A husband and wife decided to move to Brazil and wanted to ship their valuable belongings there. They contracted with a travel agency that was in the business of shipping goods to different countries around the world. The contract provided that the travel agency was to find a carrier to ship the goods to Brazil. The agency also was to drop off the couple’s goods at a port where they could be shipped directly to the carrier. The travel agency took the goods to a port where it turned over the goods to a stevedore, who was responsible for placing the goods on the ship. At the port, the travel agency received a dock receipt by the carrier. The receipt provided that the terms of the carrier’s bill of lading were incorporated into the dock receipt. The carrier’s bill of lading was subject to the federal Carriage of Goods by Sea Act (COGSA). Instead of placing the goods on a ship to Brazil, the stevedore placed the goods on a ship traveling to Ecuador. As a result, the goods never reached the couple in Brazil, and instead went to one of the travel agency’s clients in Ecuador. Upon notification that the goods were mistakenly shipped to Ecuador, the president of the travel agency went to Ecuador to retrieve the goods from the other client. The other client assured the travel agency president that he would return the goods and signed documents to this effect. However, it never returned the goods. As a result, the couple sued the agency’s other client, the travel agency, the stevedore, and the carrier for negligence. In its defense, the stevedore and carrier asserted that despite the actual value of the couple’s goods, under COGSA, the couple was only entitled to five hundred dollars for damages. The lower court granted directed verdicts in favor of the travel agency and the carrier. The jury returned a verdict against the stevedore and the agency’s other client. It held that the stevedore and carrier were liable for only five hundred dollars in damages pursuant to COGSA. The couple appealed.

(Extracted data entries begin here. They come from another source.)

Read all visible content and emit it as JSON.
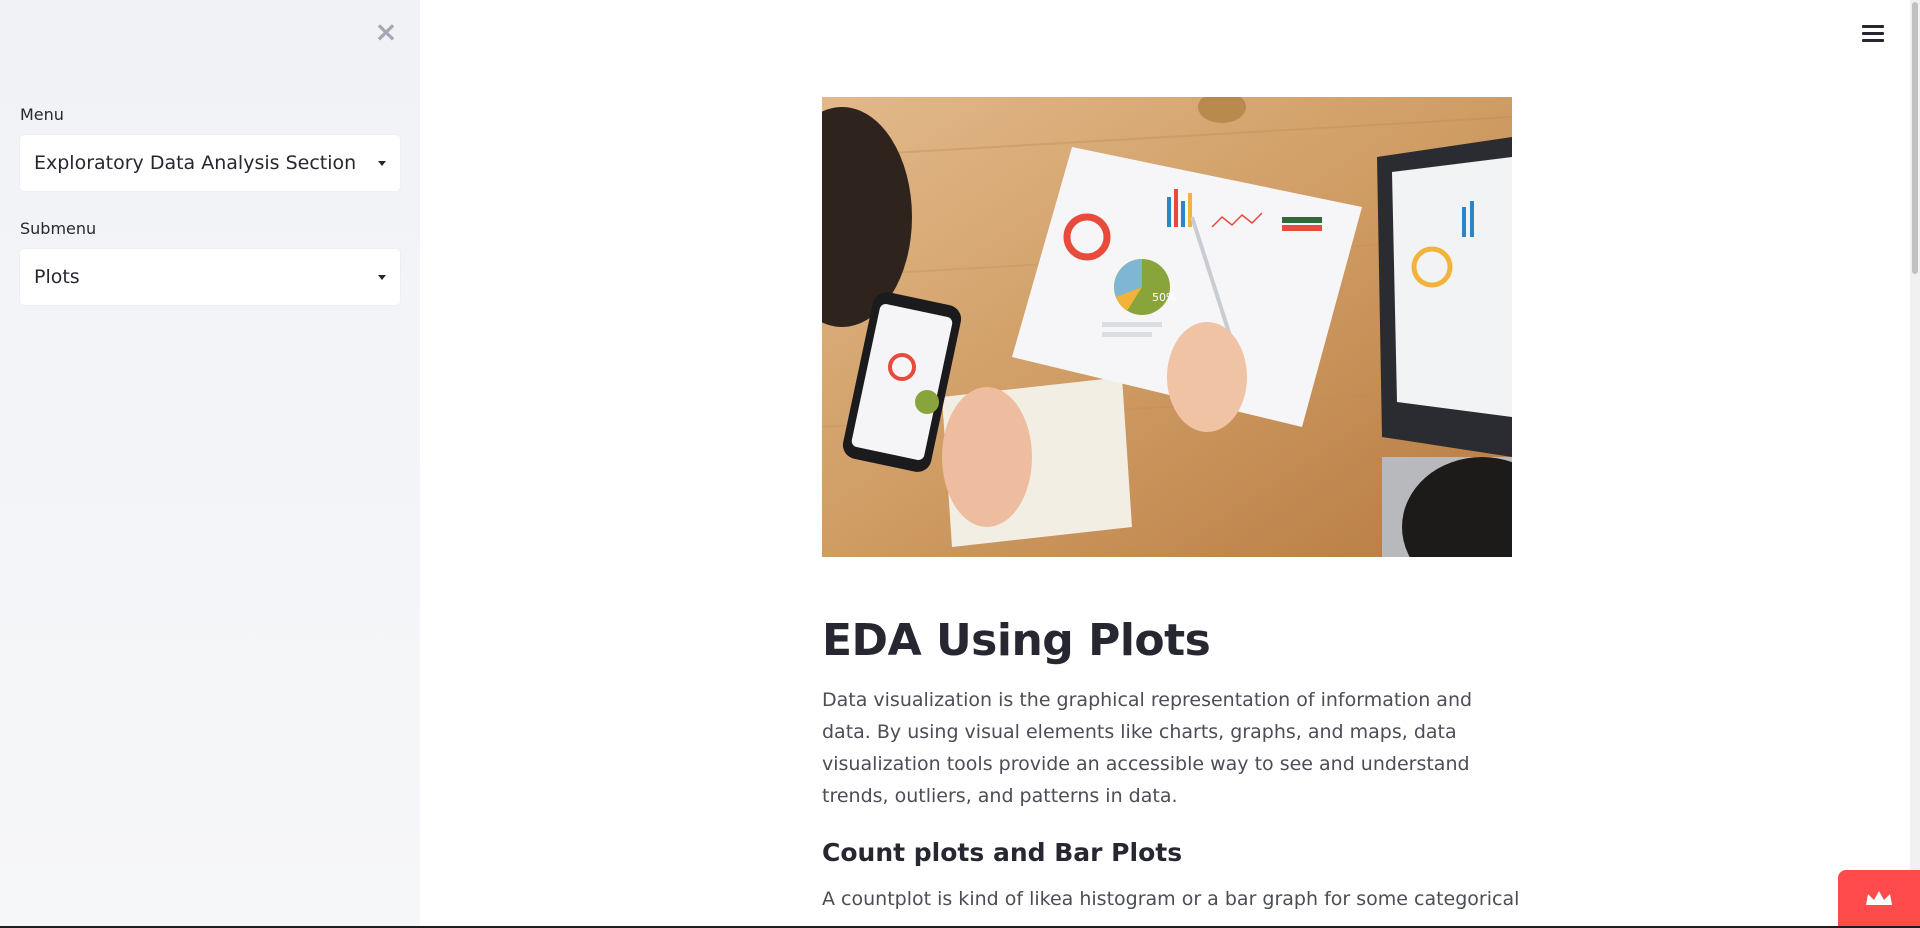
{
  "sidebar": {
    "menu_label": "Menu",
    "menu_selected": "Exploratory Data Analysis Section",
    "submenu_label": "Submenu",
    "submenu_selected": "Plots"
  },
  "main": {
    "title": "EDA Using Plots",
    "intro": "Data visualization is the graphical representation of information and data. By using visual elements like charts, graphs, and maps, data visualization tools provide an accessible way to see and understand trends, outliers, and patterns in data.",
    "section_heading": "Count plots and Bar Plots",
    "section_text": "A countplot is kind of likea histogram or a bar graph for some categorical",
    "hero_text": "50%"
  },
  "colors": {
    "accent": "#ff4b4b",
    "sidebar_bg": "#f0f2f6",
    "text": "#262730"
  },
  "icons": {
    "close": "close-icon",
    "menu": "hamburger-menu-icon",
    "badge": "crown-icon"
  }
}
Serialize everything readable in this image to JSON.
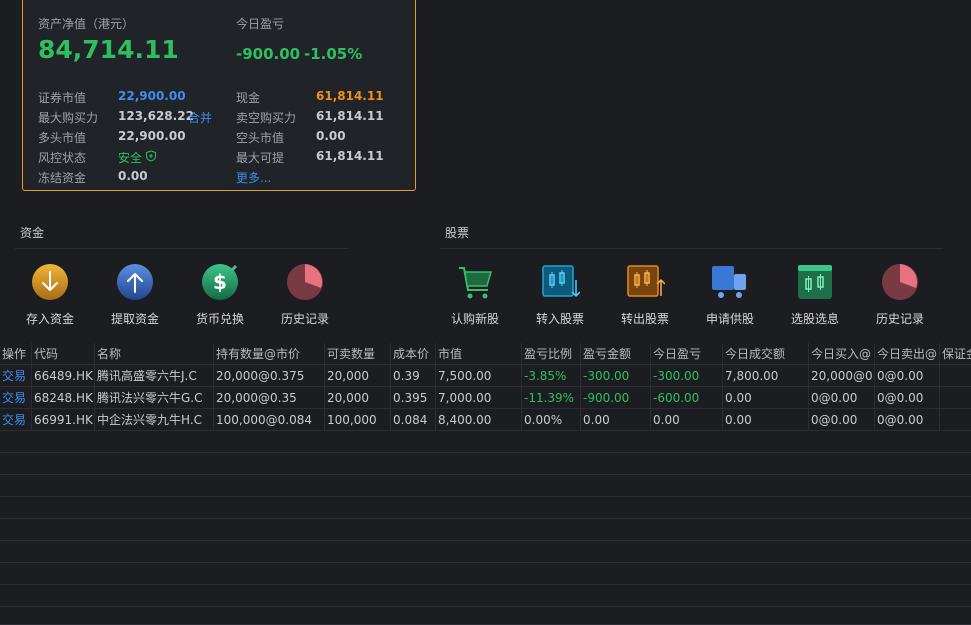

The Appellate Division affirmed the lower court’s ruling. In reaching its decision, the Court discussed the applicability of COGSA. It held that COGSA applies to every bill of lading or similar document used in a shipping transaction. The Act applies during the time period after which the goods are loaded onto a ship until the goods reach their final port of destination. Under COGSA, a carrier has a duty to properly and carefully load the goods onto a ship. If the carrier breaches this duty, the Act limits the amount for which the carrier can be held liable to five hundred dollars. This limitation applies to all shipping transactions, except when the dock receipt sets forth a specific value of the goods to be shipped. In applying these principles, the Court held that because the dock receipt given to the travel agency did not provide a declaration of value for those particular goods, the carrier’s liability was limited to five hundred dollars pursuant to COGSA. The Court further determined that under the Act, the carrier could contractually extend the liability limitation to employees, agents, and independent contractors such as the stevedore. It held that the carrier extended the liability limitation to the stevedore by incorporating the terms of its bill of lading into the dock receipt, which then became subject to COGSA. As a result, the Court held that under COGSA, the stevedore’s liability was also limited to five hundred dollars.